Captain Nevins was one of the “iron men” of the “Rideau Navy”. As indicated in Invisible Army (pp. 136; 206-207; 210), he had done it all. But what is not included in the book is Captain Nevin’s career before he joined government service. The following article is taken from the Perth Courier, Friday, April 29, 1921, page 5.
WELL KNOWN RIDEAU MARINER IS RETIRED AFTER LONG SERVICE
Captain Francis Nevins of the government steamer Loretta, on the Rideau,
has been retired after a boating career of 65 years, over 30 of which has been
spent in the government service. On the occasion of his retirement he was
presented with tangible tokens of esteem in the form of a 400-day clock from
Captain (sic – Major) A. T. Phillips, superintending engineer of the Rideau canal,
and family, and a handsome club bag with an address from the members of the
crew of the Loretta and other fellow workers.

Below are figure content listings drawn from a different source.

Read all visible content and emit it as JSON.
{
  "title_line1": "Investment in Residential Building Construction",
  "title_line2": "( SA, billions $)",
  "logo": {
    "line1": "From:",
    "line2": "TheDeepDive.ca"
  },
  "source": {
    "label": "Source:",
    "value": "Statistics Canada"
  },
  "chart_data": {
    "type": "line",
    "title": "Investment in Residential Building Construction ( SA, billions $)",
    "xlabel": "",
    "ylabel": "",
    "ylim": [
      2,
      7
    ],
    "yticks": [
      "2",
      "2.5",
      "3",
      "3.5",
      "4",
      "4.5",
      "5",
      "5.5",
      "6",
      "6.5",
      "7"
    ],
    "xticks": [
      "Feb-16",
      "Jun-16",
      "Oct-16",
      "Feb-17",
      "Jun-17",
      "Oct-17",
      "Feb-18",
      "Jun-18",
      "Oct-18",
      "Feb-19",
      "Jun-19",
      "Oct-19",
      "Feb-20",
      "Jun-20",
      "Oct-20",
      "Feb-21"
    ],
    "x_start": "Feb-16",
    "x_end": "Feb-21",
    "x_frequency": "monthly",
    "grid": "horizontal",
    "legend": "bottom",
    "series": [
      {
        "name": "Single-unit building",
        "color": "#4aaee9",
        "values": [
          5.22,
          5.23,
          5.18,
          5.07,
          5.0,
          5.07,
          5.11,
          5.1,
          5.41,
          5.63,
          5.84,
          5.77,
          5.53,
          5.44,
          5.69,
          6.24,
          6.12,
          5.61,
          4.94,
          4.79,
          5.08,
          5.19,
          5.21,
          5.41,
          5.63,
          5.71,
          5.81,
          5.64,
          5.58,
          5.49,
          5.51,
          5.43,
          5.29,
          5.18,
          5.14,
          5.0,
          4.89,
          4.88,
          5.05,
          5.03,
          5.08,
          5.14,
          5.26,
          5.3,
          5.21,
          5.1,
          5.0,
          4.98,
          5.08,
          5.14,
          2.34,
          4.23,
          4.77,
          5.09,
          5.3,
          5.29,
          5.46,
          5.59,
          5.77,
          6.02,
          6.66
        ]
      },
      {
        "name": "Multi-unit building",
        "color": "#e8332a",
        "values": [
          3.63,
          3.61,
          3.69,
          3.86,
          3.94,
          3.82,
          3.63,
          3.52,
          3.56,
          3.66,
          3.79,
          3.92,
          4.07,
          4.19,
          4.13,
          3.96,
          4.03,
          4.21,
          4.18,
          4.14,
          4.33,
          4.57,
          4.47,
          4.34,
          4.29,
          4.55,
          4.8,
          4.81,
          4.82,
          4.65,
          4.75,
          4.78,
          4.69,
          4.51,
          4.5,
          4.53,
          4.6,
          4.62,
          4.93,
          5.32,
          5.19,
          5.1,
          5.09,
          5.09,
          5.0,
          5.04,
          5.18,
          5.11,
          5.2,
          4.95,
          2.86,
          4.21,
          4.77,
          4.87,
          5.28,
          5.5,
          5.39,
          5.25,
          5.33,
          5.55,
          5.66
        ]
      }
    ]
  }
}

Trobutes were paid to his long,
faithful and efficient service and regret expressed at the severance of the ties
of long association.
Capt. Nevins at various times occupied the positions of pilot, purser and captain
on boats which plied on the Rideau, Ottawa and St. Lawrence rivers. From 1856
to 1873 he was pilot successively on the Britannia, City of Ottawa and Louise
boats,carrying passengers and freight between Ottawa and Kingston, owned
first by M. K. Dickenson, M.P., who had a fleet of 16 steamers and 82 barges,
and later by the Montreal, Ottawa and Kingston Transportation Co. In the
spring of 1862 the dams (sic) at Hog’s Back and Black Rapids were carried
away by the floods, and as the canal had to be closed to navigation, Captain
Nevins engaged for the season with the Northern Transportation Company,
and sailed one of their steamers from Ogdensburg, N.Y., to Cleveland, Ohio,
and thence to Port Arthur, experiencing rough weather on Lake Superior
during the trip. He was afterwards on the City of Kingston and subsequently
was employed with James Swift, Kingston, Captain Foster, Smiths Falls,
and Messrs. Easton and McRae of Ottawa, and others, his last charge prior
to his appointment to the government service being the Harry Bate,
a freight and passenger boat owned by the late Geo. Harris, of Ottawa,
and running from Montreal to Portland on the Rideau.
On August 15th, 1890, Mr. Nevins was appointed to the captaincy of the
government steamer (sic- steam tug) Shanly, named after the well-known
civil engineer, the late Walter Shanly, M.P. When on August 7th, 1907,
it was replaced with a perfectly new boat, the Loretta, he continued
on as captain, remaining in the position until the date of his retirement.
During his long experience as a navigator, Captain Nevins never lost a season.
He has been a life long citizen of Ottawa.